CANOE / KAYAK
The Shubenacadie Canal and Waterway has long been a great outing for recreational canoe trippers. It seems as if it was designed especially for those who enjoy the idea of completing a wilderness route from start to finish.
In 1989, Canoe/Kayak Nova Scotia recognized the need for more information on the route and produced the first of its “Canoe Routes of Nova Scotia” series.
Click here for information on Canoe to the Sea Paddling Series.
Lake Banook serves as the logical beginning for a paddling excursion, with its calm waters and accessible boat launch area. The lake is only 1.5 km long and has lots of activity with competitive canoe/kayak races, as well as rowing.. Lake Micmac is home to water skiers and jet-boats which means more care must be taken to ensure safe paddling. The many coves, abundant wildlife and the existence of the remnant canal structures make up for the extra care required.
A municipal campground is available in Shubie Park, on the portage and canal between Lake Micmac and the neighbouring Lake Charles. Lake Charles is also home to water skiers, but the lake is fairly long (4 km) and large enough to share with all user groups.
There is an increasing number of recreational canoe/kayakers on this lake recently, with the growing popularity of sea kayaks. The portage into Lake William is a fascinating trek through the history of the Canal Waterway, including one of its marine railroads. It is difficult to make this 1.5 km. passage with heavy boats.
Lake William, Lake Thomas and Lake Fletcher are all surrounded by rural and woodland areas, making the trip a diverse experience. Cottage owners mayl be on the lakes, enjoying the paddling opportunities.
The local paddling club, Cheema, also uses Lake Charles daily, as children enjoy the calm waters for training.
Once at the northern end of Lake Fletcher, a few short portages are required to access Grand Lake. This lake is very large and often too windy for paddling. If activities are confined to the morning, when winds are calmer, paddlers can reach the campground at Laurie Provincial Park.

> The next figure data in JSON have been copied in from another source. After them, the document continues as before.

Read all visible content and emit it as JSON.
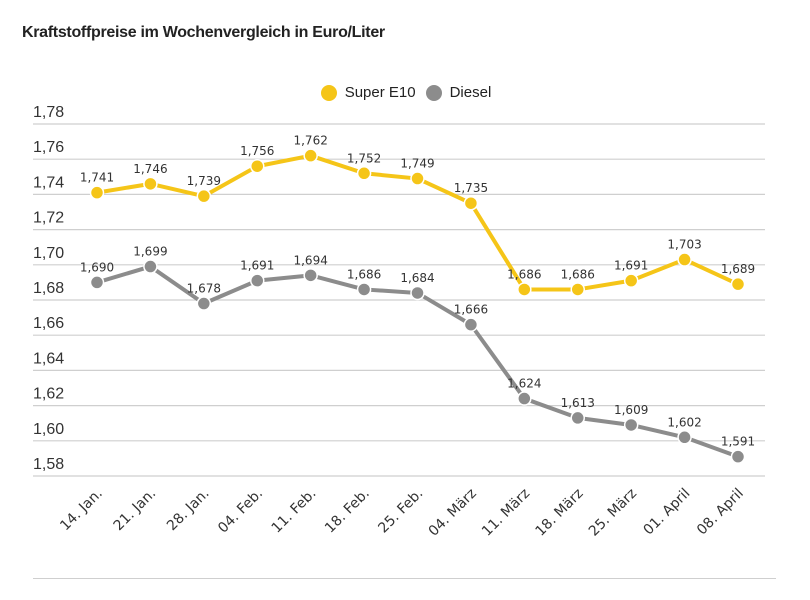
{
  "chart_data": {
    "type": "line",
    "title": "Kraftstoffpreise im Wochenvergleich in Euro/Liter",
    "xlabel": "",
    "ylabel": "",
    "ylim": [
      1.58,
      1.78
    ],
    "yticks": [
      "1,78",
      "1,76",
      "1,74",
      "1,72",
      "1,70",
      "1,68",
      "1,66",
      "1,64",
      "1,62",
      "1,60",
      "1,58"
    ],
    "ytick_values": [
      1.78,
      1.76,
      1.74,
      1.72,
      1.7,
      1.68,
      1.66,
      1.64,
      1.62,
      1.6,
      1.58
    ],
    "grid": true,
    "legend_position": "top-center",
    "categories": [
      "14. Jan.",
      "21. Jan.",
      "28. Jan.",
      "04. Feb.",
      "11. Feb.",
      "18. Feb.",
      "25. Feb.",
      "04. März",
      "11. März",
      "18. März",
      "25. März",
      "01. April",
      "08. April"
    ],
    "series": [
      {
        "name": "Super E10",
        "color": "#f5c518",
        "values": [
          1.741,
          1.746,
          1.739,
          1.756,
          1.762,
          1.752,
          1.749,
          1.735,
          1.686,
          1.686,
          1.691,
          1.703,
          1.689
        ],
        "labels": [
          "1,741",
          "1,746",
          "1,739",
          "1,756",
          "1,762",
          "1,752",
          "1,749",
          "1,735",
          "1,686",
          "1,686",
          "1,691",
          "1,703",
          "1,689"
        ]
      },
      {
        "name": "Diesel",
        "color": "#8c8c8c",
        "values": [
          1.69,
          1.699,
          1.678,
          1.691,
          1.694,
          1.686,
          1.684,
          1.666,
          1.624,
          1.613,
          1.609,
          1.602,
          1.591
        ],
        "labels": [
          "1,690",
          "1,699",
          "1,678",
          "1,691",
          "1,694",
          "1,686",
          "1,684",
          "1,666",
          "1,624",
          "1,613",
          "1,609",
          "1,602",
          "1,591"
        ]
      }
    ]
  }
}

Another morning paddle, of 6.5 km. to the head of the Shubenacadie River, completes the lake section of the Canal. It is in Sandy Cove, just past Oakfield Picnic Park, that the route opens into a pleasant 40 km. of paddling down a meandering Shubenacadie River.
Once at the Village of Shubenacadie, the tidal portion of the route begins. When the tidal bore comes into the river the water action generates waves large enough to support white-water-rafting. Recreational canoeing becomes considerably more difficult during these times. Caution should be taken to plan your journey through this part of the river during times of the day when the tide is not creating rough water.
In more recent years, paddle boarding has become a popular recreational experience on the stiller waters of the Shubenacadie Canal Waterway. While Lake Banook is a much-used spot for this fun activity, the Deep Cut section of the Canal Waterway at the Shubenacadie Park is a paddle boarder’s paradise with its long stretch of calm and flat waters.
Canoe / Kayak rentals are available from May to October.